Dopo un periodo di calma, infatti, nei primi 6 mesi del 2025 il prezzo del mais è aumentato del 14%, mentre quello dell’orzo è salito del 26%. Si tratta di due materie prime fondamentali per l’alimentazione animale.
A fronte di questi rincari, il prezzo dei suini da macello si è attestato intorno a 1,90 euro al chilo peso vivo a giugno 2025, sostanzialmente sullo stesso livello dell’anno precedente.
Tuttavia, i prezzi dei tagli destinati al consumo fresco risultano in calo del 9,2%, segno di una domanda interna debole e della concorrenza dei prodotti importati a prezzi inferiori.
Per quanto riguarda la carne bovina, il trend è opposto.
Nel primo semestre 2025 i prezzi all’origine dei vitelloni da macello sono aumentati del 20% rispetto al 2024 e quelli dei ristalli (i giovani bovini destinati all’ingrasso) addirittura del 26%.
A livello di distribuzione, i prezzi al dettaglio delle carni bovine sono cresciuti dell’8% in media, a fronte di una riduzione dei volumi acquistati dello 0,4%.
Come sono cambiati i consumi in Italia
I dati confermato un fenomeno chiaro, ovvero che i consumatori italiani comprano meno carne, ma spendono di più. L’aumento dei prezzi si riflette chiaramente nei comportamenti d’acquisto.
Secondo Ismea, nei primi 6 mesi del 2025 gli acquisti domestici di carne bovina sono diminuiti dello 0,4%. Non è un caso, perché le carni bovine, che rappresentano circa il 29% delle carni acquistate dalle famiglie italiane, restano le più costose e quelle più penalizzate in termini di volumi.
Al contrario le carni suine fresche registrano un recupero del 3,7% in volume, grazie alla maggiore convenienza relativa rispetto al manzo e al pollo.

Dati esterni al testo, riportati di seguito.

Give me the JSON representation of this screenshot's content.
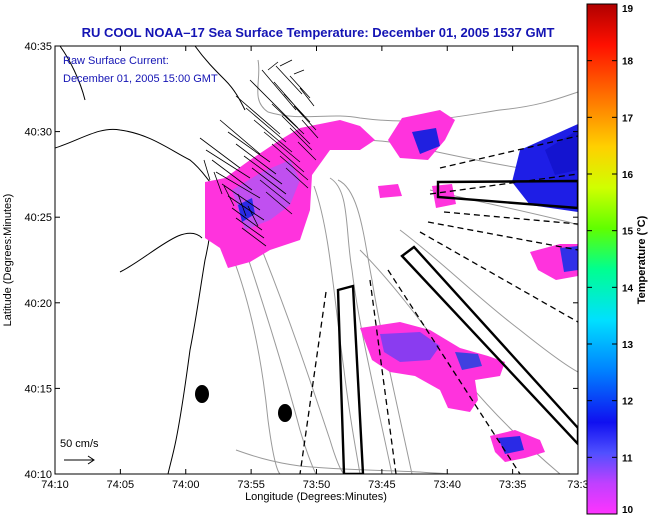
{
  "header": {
    "title": "RU COOL   NOAA–17  Sea Surface Temperature:  December 01, 2005 1537 GMT"
  },
  "inset": {
    "line1": "Raw Surface Current:",
    "line2": "December 01, 2005 15:00 GMT",
    "scale_label": "50 cm/s"
  },
  "axes": {
    "xlabel": "Longitude (Degrees:Minutes)",
    "ylabel": "Latitude (Degrees:Minutes)",
    "x_ticks": [
      "74:10",
      "74:05",
      "74:00",
      "73:55",
      "73:50",
      "73:45",
      "73:40",
      "73:35",
      "73:3"
    ],
    "y_ticks": [
      "40:35",
      "40:30",
      "40:25",
      "40:20",
      "40:15",
      "40:10"
    ]
  },
  "colorbar": {
    "label": "Temperature (°C)",
    "ticks": [
      "19",
      "18",
      "17",
      "16",
      "15",
      "14",
      "13",
      "12",
      "11",
      "10"
    ],
    "min": 10,
    "max": 19
  },
  "colors": {
    "title": "#1414b4",
    "sst_warm": "#ff33dd",
    "sst_mid": "#c050f0",
    "sst_cold": "#1e1ee6"
  }
}
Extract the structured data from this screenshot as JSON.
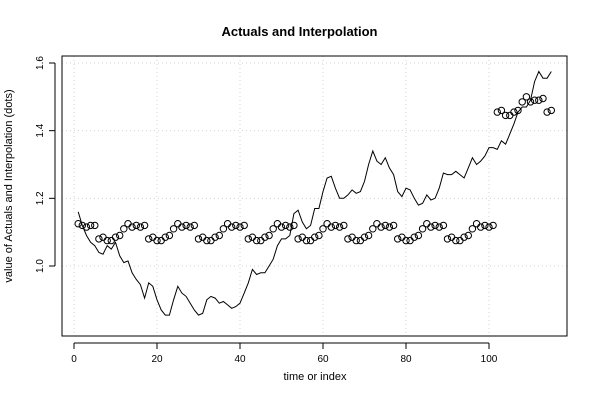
{
  "chart_data": {
    "type": "line",
    "title": "Actuals and Interpolation",
    "xlabel": "time or index",
    "ylabel": "value of Actuals and Interpolation (dots)",
    "xlim": [
      1,
      115
    ],
    "ylim": [
      0.85,
      1.6
    ],
    "x_ticks": [
      0,
      20,
      40,
      60,
      80,
      100
    ],
    "x_tick_labels": [
      "0",
      "20",
      "40",
      "60",
      "80",
      "100"
    ],
    "y_ticks": [
      1.0,
      1.2,
      1.4,
      1.6
    ],
    "y_tick_labels": [
      "1.0",
      "1.2",
      "1.4",
      "1.6"
    ],
    "grid": true,
    "legend": "none",
    "colors": {
      "line": "#000000",
      "points": "#000000",
      "grid": "#d3d3d3"
    },
    "series": [
      {
        "style": "line",
        "x": [
          1,
          2,
          3,
          4,
          5,
          6,
          7,
          8,
          9,
          10,
          11,
          12,
          13,
          14,
          15,
          16,
          17,
          18,
          19,
          20,
          21,
          22,
          23,
          24,
          25,
          26,
          27,
          28,
          29,
          30,
          31,
          32,
          33,
          34,
          35,
          36,
          37,
          38,
          39,
          40,
          41,
          42,
          43,
          44,
          45,
          46,
          47,
          48,
          49,
          50,
          51,
          52,
          53,
          54,
          55,
          56,
          57,
          58,
          59,
          60,
          61,
          62,
          63,
          64,
          65,
          66,
          67,
          68,
          69,
          70,
          71,
          72,
          73,
          74,
          75,
          76,
          77,
          78,
          79,
          80,
          81,
          82,
          83,
          84,
          85,
          86,
          87,
          88,
          89,
          90,
          91,
          92,
          93,
          94,
          95,
          96,
          97,
          98,
          99,
          100,
          101,
          102,
          103,
          104,
          105,
          106,
          107,
          108,
          109,
          110,
          111,
          112,
          113,
          114,
          115
        ],
        "values": [
          1.16,
          1.12,
          1.09,
          1.07,
          1.06,
          1.04,
          1.035,
          1.06,
          1.05,
          1.07,
          1.03,
          1.01,
          1.015,
          0.98,
          0.96,
          0.945,
          0.905,
          0.95,
          0.94,
          0.9,
          0.87,
          0.855,
          0.855,
          0.9,
          0.94,
          0.92,
          0.91,
          0.89,
          0.87,
          0.855,
          0.86,
          0.9,
          0.91,
          0.905,
          0.89,
          0.895,
          0.885,
          0.875,
          0.88,
          0.89,
          0.92,
          0.95,
          0.99,
          0.975,
          0.98,
          0.98,
          1.0,
          1.02,
          1.06,
          1.08,
          1.08,
          1.09,
          1.155,
          1.165,
          1.13,
          1.11,
          1.12,
          1.17,
          1.17,
          1.22,
          1.26,
          1.265,
          1.23,
          1.2,
          1.2,
          1.21,
          1.225,
          1.215,
          1.22,
          1.25,
          1.3,
          1.34,
          1.31,
          1.3,
          1.32,
          1.29,
          1.27,
          1.22,
          1.205,
          1.23,
          1.225,
          1.2,
          1.18,
          1.185,
          1.21,
          1.195,
          1.2,
          1.23,
          1.275,
          1.27,
          1.27,
          1.28,
          1.27,
          1.26,
          1.29,
          1.32,
          1.3,
          1.31,
          1.325,
          1.35,
          1.35,
          1.345,
          1.37,
          1.36,
          1.39,
          1.42,
          1.455,
          1.47,
          1.47,
          1.49,
          1.545,
          1.575,
          1.555,
          1.555,
          1.575
        ]
      },
      {
        "style": "points",
        "x": [
          1,
          2,
          3,
          4,
          5,
          6,
          7,
          8,
          9,
          10,
          11,
          12,
          13,
          14,
          15,
          16,
          17,
          18,
          19,
          20,
          21,
          22,
          23,
          24,
          25,
          26,
          27,
          28,
          29,
          30,
          31,
          32,
          33,
          34,
          35,
          36,
          37,
          38,
          39,
          40,
          41,
          42,
          43,
          44,
          45,
          46,
          47,
          48,
          49,
          50,
          51,
          52,
          53,
          54,
          55,
          56,
          57,
          58,
          59,
          60,
          61,
          62,
          63,
          64,
          65,
          66,
          67,
          68,
          69,
          70,
          71,
          72,
          73,
          74,
          75,
          76,
          77,
          78,
          79,
          80,
          81,
          82,
          83,
          84,
          85,
          86,
          87,
          88,
          89,
          90,
          91,
          92,
          93,
          94,
          95,
          96,
          97,
          98,
          99,
          100,
          101,
          102,
          103,
          104,
          105,
          106,
          107,
          108,
          109,
          110,
          111,
          112,
          113,
          114,
          115
        ],
        "values": [
          1.125,
          1.12,
          1.115,
          1.12,
          1.12,
          1.08,
          1.085,
          1.075,
          1.075,
          1.085,
          1.09,
          1.11,
          1.125,
          1.115,
          1.12,
          1.115,
          1.12,
          1.08,
          1.085,
          1.075,
          1.075,
          1.085,
          1.09,
          1.11,
          1.125,
          1.115,
          1.12,
          1.115,
          1.12,
          1.08,
          1.085,
          1.075,
          1.075,
          1.085,
          1.09,
          1.11,
          1.125,
          1.115,
          1.12,
          1.115,
          1.12,
          1.08,
          1.085,
          1.075,
          1.075,
          1.085,
          1.09,
          1.11,
          1.125,
          1.115,
          1.12,
          1.115,
          1.12,
          1.08,
          1.085,
          1.075,
          1.075,
          1.085,
          1.09,
          1.11,
          1.125,
          1.115,
          1.12,
          1.115,
          1.12,
          1.08,
          1.085,
          1.075,
          1.075,
          1.085,
          1.09,
          1.11,
          1.125,
          1.115,
          1.12,
          1.115,
          1.12,
          1.08,
          1.085,
          1.075,
          1.075,
          1.085,
          1.09,
          1.11,
          1.125,
          1.115,
          1.12,
          1.115,
          1.12,
          1.08,
          1.085,
          1.075,
          1.075,
          1.085,
          1.09,
          1.11,
          1.125,
          1.115,
          1.12,
          1.115,
          1.12,
          1.455,
          1.46,
          1.445,
          1.445,
          1.455,
          1.46,
          1.485,
          1.5,
          1.485,
          1.49,
          1.49,
          1.495,
          1.455,
          1.46
        ]
      }
    ]
  }
}
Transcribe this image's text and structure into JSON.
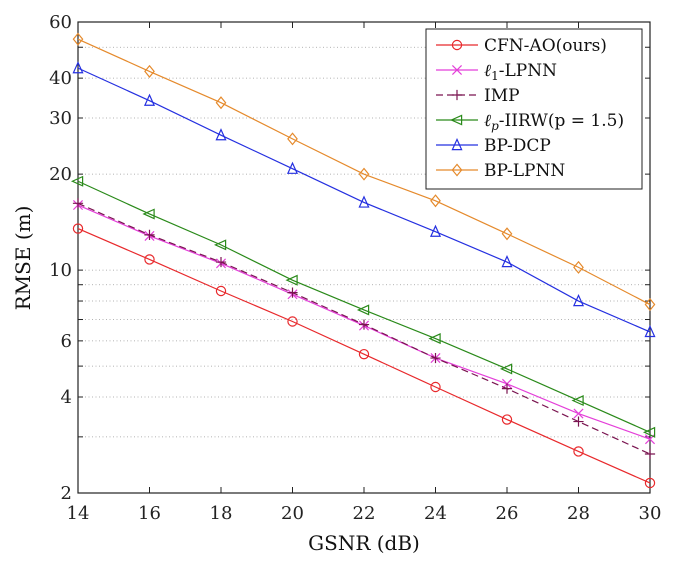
{
  "chart_data": {
    "type": "line",
    "title": "",
    "xlabel": "GSNR (dB)",
    "ylabel": "RMSE (m)",
    "x": [
      14,
      16,
      18,
      20,
      22,
      24,
      26,
      28,
      30
    ],
    "xlim": [
      14,
      30
    ],
    "ylim": [
      2,
      60
    ],
    "yscale": "log",
    "xticks": [
      "14",
      "16",
      "18",
      "20",
      "22",
      "24",
      "26",
      "28",
      "30"
    ],
    "yticks": [
      {
        "value": 2,
        "label": "2"
      },
      {
        "value": 4,
        "label": "4"
      },
      {
        "value": 6,
        "label": "6"
      },
      {
        "value": 10,
        "label": "10"
      },
      {
        "value": 20,
        "label": "20"
      },
      {
        "value": 30,
        "label": "30"
      },
      {
        "value": 40,
        "label": "40"
      },
      {
        "value": 60,
        "label": "60"
      }
    ],
    "grid": "y-minor-dotted",
    "legend_position": "top-right",
    "series": [
      {
        "name": "CFN-AO(ours)",
        "color": "#e8292c",
        "marker": "circle",
        "dash": "solid",
        "values": [
          13.5,
          10.8,
          8.6,
          6.9,
          5.45,
          4.3,
          3.4,
          2.7,
          2.15
        ]
      },
      {
        "name": "ℓ1-LPNN",
        "color": "#e43fd9",
        "marker": "x",
        "dash": "solid",
        "values": [
          16.0,
          12.8,
          10.5,
          8.4,
          6.7,
          5.3,
          4.4,
          3.55,
          2.95
        ]
      },
      {
        "name": "IMP",
        "color": "#7a1450",
        "marker": "plus",
        "dash": "dashed",
        "values": [
          16.2,
          12.9,
          10.6,
          8.5,
          6.75,
          5.3,
          4.25,
          3.35,
          2.65
        ]
      },
      {
        "name": "ℓp-IIRW(p = 1.5)",
        "color": "#2a8a1a",
        "marker": "triangle-left",
        "dash": "solid",
        "values": [
          19.0,
          15.0,
          12.0,
          9.3,
          7.5,
          6.1,
          4.9,
          3.9,
          3.1
        ]
      },
      {
        "name": "BP-DCP",
        "color": "#2530e0",
        "marker": "triangle-up",
        "dash": "solid",
        "values": [
          43.0,
          34.0,
          26.5,
          20.8,
          16.3,
          13.2,
          10.6,
          8.0,
          6.4
        ]
      },
      {
        "name": "BP-LPNN",
        "color": "#e58a2c",
        "marker": "diamond",
        "dash": "solid",
        "values": [
          53.0,
          42.0,
          33.5,
          25.8,
          20.0,
          16.5,
          13.0,
          10.2,
          7.8
        ]
      }
    ]
  }
}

Anche i salumi segnano un buon andamento, registrando un aumento del 3,1% in volume, con una crescita generalizzata per tutte le principali categorie, dai prosciutti cotti e crudi alle salsicce e alla mortadella.
Va però sottolineato che questa ripresa dei consumi riguarda soprattutto i prodotti di fascia media e bassa, mentre i salumi Dop e di alta gamma mostrano un incremento più contenuto, segno che la spesa alimentare delle famiglie continua a essere fortemente condizionata dal potere d’acquisto.